Tras el mostrador, Catulo
asiente con un gesto
al tiempo que sirve un vaso
de mezcal
“Tenga, tómese
esto para el frío. Luego
siga calle abajo, encontrará
la casa de ladrillo”,
añade
“si la nieve le da permiso”
Suelta una carcajada
Dejo un par de sestercios
en el mostrador
“aquí no vale su dinero”
me dice al tiempo que recoge
veloz las monedas.
[There is no soul
I enter to protect myself
From the snow
is this Amherst
where I have finally arrived?
Behind the counter, Catullus
gestures in agreement
at the same time he serves a glass
of mezcal
“Here, drink this
it’s for the cold. Later
go down the Street, you’ll find
a brick house,”
he adds,
“if the snow lets your”
He lets out a guffaw
I leave a couple of sesterces
on the counter
“your money’s no good here”
he says at the same time he picks up
the coins quickly.]
“La vía negative” [The negative way] is the last part of the book, which rather than a denial, is a desperate affirmation to pierce that “roca en el centro del paisaje” [rock in the center of the landscape]. To achieve this, Jorge Esquinca had to be others: one who sets out on a pilgrimage to Amherst; the recipient of a letter that the poetess sends one Sunday; North who photographs her in 1846; one who poses to us her enigma by means of riddles; a raven that flutters and shouts at the family house in Amherst unnoticed; one of the people who carry Emily’s coffin. In short, one who clings to her “como hace el leopardo/sobre el lomo de la gacela” [as the leopard does/on the gazelle’s back].

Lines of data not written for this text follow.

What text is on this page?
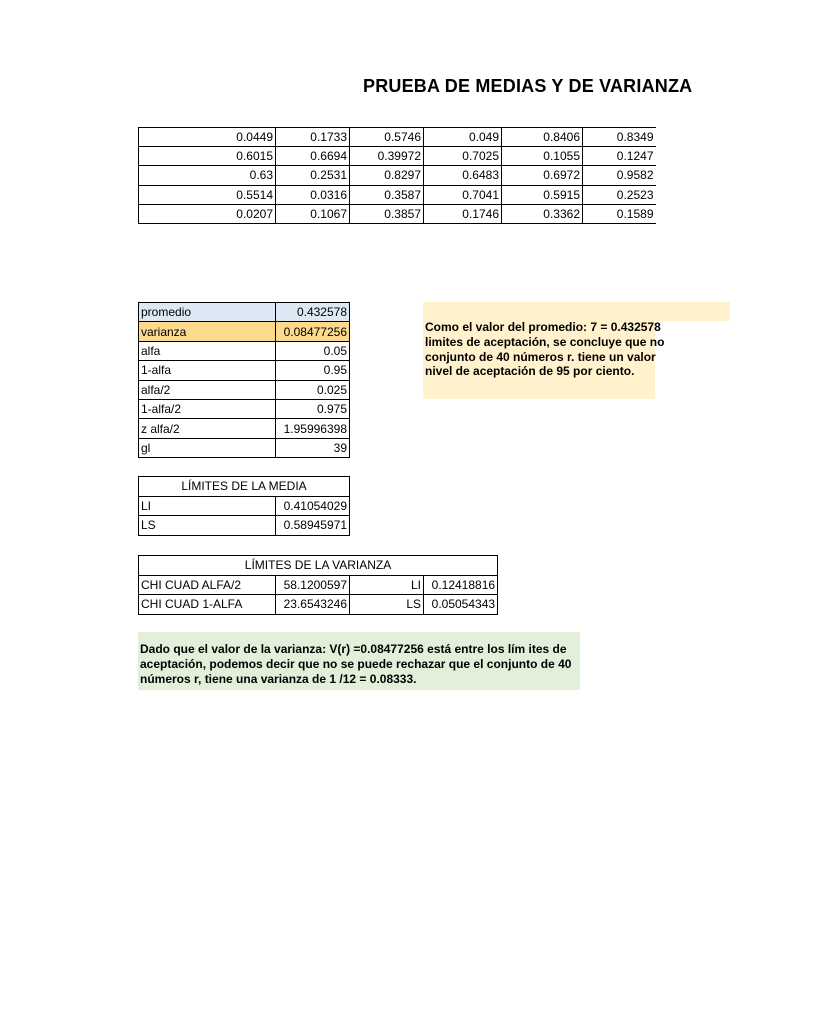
PRUEBA DE MEDIAS Y DE VARIANZA
0.0449	0.1733	0.5746	0.049	0.8406	0.8349
0.6015	0.6694	0.39972	0.7025	0.1055	0.1247
0.63	0.2531	0.8297	0.6483	0.6972	0.9582
0.5514	0.0316	0.3587	0.7041	0.5915	0.2523
0.0207	0.1067	0.3857	0.1746	0.3362	0.1589
promedio	0.432578
varianza	0.08477256
alfa	0.05
1-alfa	0.95
alfa/2	0.025
1-alfa/2	0.975
z alfa/2	1.95996398
gl	39
LÍMITES DE LA MEDIA	
LI	0.41054029
LS	0.58945971
LÍMITES DE LA VARIANZA			
CHI CUAD ALFA/2	58.1200597	LI	0.12418816
CHI CUAD 1-ALFA	23.6543246	LS	0.05054343

Como el valor del promedio: 7 = 0.432578
limites de aceptación, se concluye que no
conjunto de 40 números r. tiene un valor
nivel de aceptación de 95 por ciento.

Dado que el valor de la varianza: V(r) =0.08477256 está entre los lím ites de
aceptación, podemos decir que no se puede rechazar que el conjunto de 40
números r, tiene una varianza de 1 /12 = 0.08333.
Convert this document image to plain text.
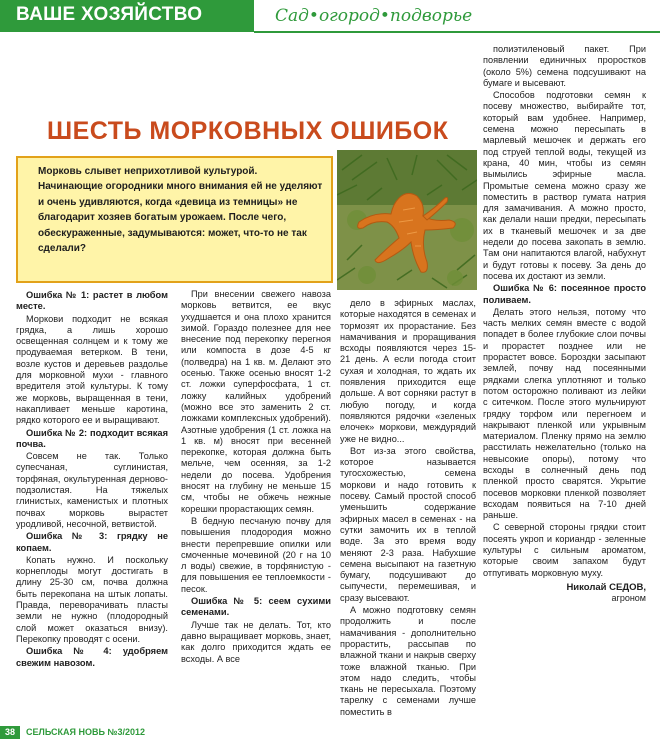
ВАШЕ ХОЗЯЙСТВО	Сад•огород•подворье
ШЕСТЬ МОРКОВНЫХ ОШИБОК

Морковь слывет неприхотливой культурой. Начинающие огородники много внимания ей не уделяют и очень удивляются, когда «девица из темницы» не благодарит хозяев богатым урожаем. После чего, обескураженные, задумываются: может, что-то не так сделали?

Ошибка № 1: растет в любом месте.

Моркови подходит не всякая грядка, а лишь хорошо освещенная солнцем и к тому же продуваемая ветерком. В тени, возле кустов и деревьев раздолье для морковной мухи - главного вредителя этой культуры. К тому же морковь, выращенная в тени, накапливает меньше каротина, рядко которого ее и выращивают.

Ошибка № 2: подходит всякая почва.

Совсем не так. Только супесчаная, суглинистая, торфяная, окультуренная дерново-подзолистая. На тяжелых глинистых, каменистых и плотных почвах морковь вырастет уродливой, несочной, ветвистой.

Ошибка № 3: грядку не копаем.

Копать нужно. И поскольку корнеплоды могут достигать в длину 25-30 см, почва должна быть перекопана на штык лопаты. Правда, переворачивать пласты земли не нужно (плодородный слой может оказаться внизу). Перекопку проводят с осени.

Ошибка № 4: удобряем свежим навозом.

При внесении свежего навоза морковь ветвится, ее вкус ухудшается и она плохо хранится зимой. Гораздо полезнее для нее внесение под перекопку перегноя или компоста в дозе 4-5 кг (полведра) на 1 кв. м. Делают это осенью. Также осенью вносят 1-2 ст. ложки суперфосфата, 1 ст. ложку калийных удобрений (можно все это заменить 2 ст. ложками комплексных удобрений). Азотные удобрения (1 ст. ложка на 1 кв. м) вносят при весенней перекопке, которая должна быть мельче, чем осенняя, за 1-2 недели до посева. Удобрения вносят на глубину не меньше 15 см, чтобы не обжечь нежные корешки прорастающих семян.

В бедную песчаную почву для повышения плодородия можно внести перепревшие опилки или смоченные мочевиной (20 г на 10 л воды) свежие, в торфянистую - для повышения ее теплоемкости - песок.

Ошибка № 5: сеем сухими семенами.

Лучше так не делать. Тот, кто давно выращивает морковь, знает, как долго приходится ждать ее всходы. А все

дело в эфирных маслах, которые находятся в семенах и тормозят их прорастание. Без намачивания и проращивания всходы появляются через 15-21 день. А если погода стоит сухая и холодная, то ждать их появления приходится еще дольше. А вот сорняки растут в любую погоду, и когда появляются рядочки «зеленых елочек» моркови, междурядий уже не видно...

Вот из-за этого свойства, которое называется тугосхожестью, семена моркови и надо готовить к посеву. Самый простой способ уменьшить содержание эфирных масел в семенах - на сутки замочить их в теплой воде. За это время воду меняют 2-3 раза. Набухшие семена высыпают на газетную бумагу, подсушивают до сыпучести, перемешивая, и сразу высевают.

А можно подготовку семян продолжить и после намачивания - дополнительно прорастить, рассыпав по влажной ткани и накрыв сверху тоже влажной тканью. При этом надо следить, чтобы ткань не пересыхала. Поэтому тарелку с семенами лучше поместить в

полиэтиленовый пакет. При появлении единичных проростков (около 5%) семена подсушивают на бумаге и высевают.

Способов подготовки семян к посеву множество, выбирайте тот, который вам удобнее. Например, семена можно пересыпать в марлевый мешочек и держать его под струей теплой воды, текущей из крана, 40 мин, чтобы из семян вымылись эфирные масла. Промытые семена можно сразу же поместить в раствор гумата натрия для замачивания. А можно просто, как делали наши предки, пересыпать их в тканевый мешочек и за две недели до посева закопать в землю. Там они напитаются влагой, набухнут и будут готовы к посеву. За день до посева их достают из земли.

Ошибка № 6: посеянное просто поливаем.

Делать этого нельзя, потому что часть мелких семян вместе с водой попадет в более глубокие слои почвы и прорастет позднее или не прорастет вовсе. Бороздки засыпают землей, почву над посеянными рядками слегка уплотняют и только потом осторожно поливают из лейки с ситечком. После этого мульчируют грядку торфом или перегноем и накрывают пленкой или укрывным материалом. Пленку прямо на землю расстилать нежелательно (только на невысокие опоры), потому что всходы в солнечный день под пленкой просто сварятся. Укрытие посевов морковки пленкой позволяет всходам появиться на 7-10 дней раньше.

С северной стороны грядки стоит посеять укроп и кориандр - зеленные культуры с сильным ароматом, которые своим запахом будут отпугивать морковную муху.

Николай СЕДОВ,
агроном
38	СЕЛЬСКАЯ НОВЬ №3/2012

“¿Debemos buscar con insistencia/la imagen de Miss Dickinson?” [Should we look insistently for/the image of Miss Dickinson?], wonders the Second Witness in Una forma escondida tras la puerta [A hidden form behind the door], a book that Francisco Hernández dedicated to the same poet. With regard to structure and conception, Hernández’ book is less ambitious than Esquinca’s, but no less enlightening and free (so free in spirit), like all of his poetry. In Una forma escondida tras la puerta it is two witnesses who uniquely speak to us about Dickinson while they spy on her movements, aside from her sister Lavinia (of whom the town’s seamstress took measurements to make the dresses that were for the timid Emily) who appears at the end to tell us that “la vida eterna de los poetas/tiene también los días contados” [the eternal life of poets/also have their days numbered]. Esquinca’s book, by contrast, displays ways of expression and traces various paths to reach that “flor fantasma” [ghost flower], in addition to incorporating experiences and discourses relative to poetry.
The Gardens of Emily Dickinson is a book Francisco Hernández presented to Esquinca, who now gives us this Cámara nupcial, where I find a beautiful “mariposa vibrátil” [fluttering butterfly]—an image of which I like to think the enigmatic figure who was and continues to be Emily Dickinson—has revealed itself to Jorge Esquinca to land in his heart that awaited it.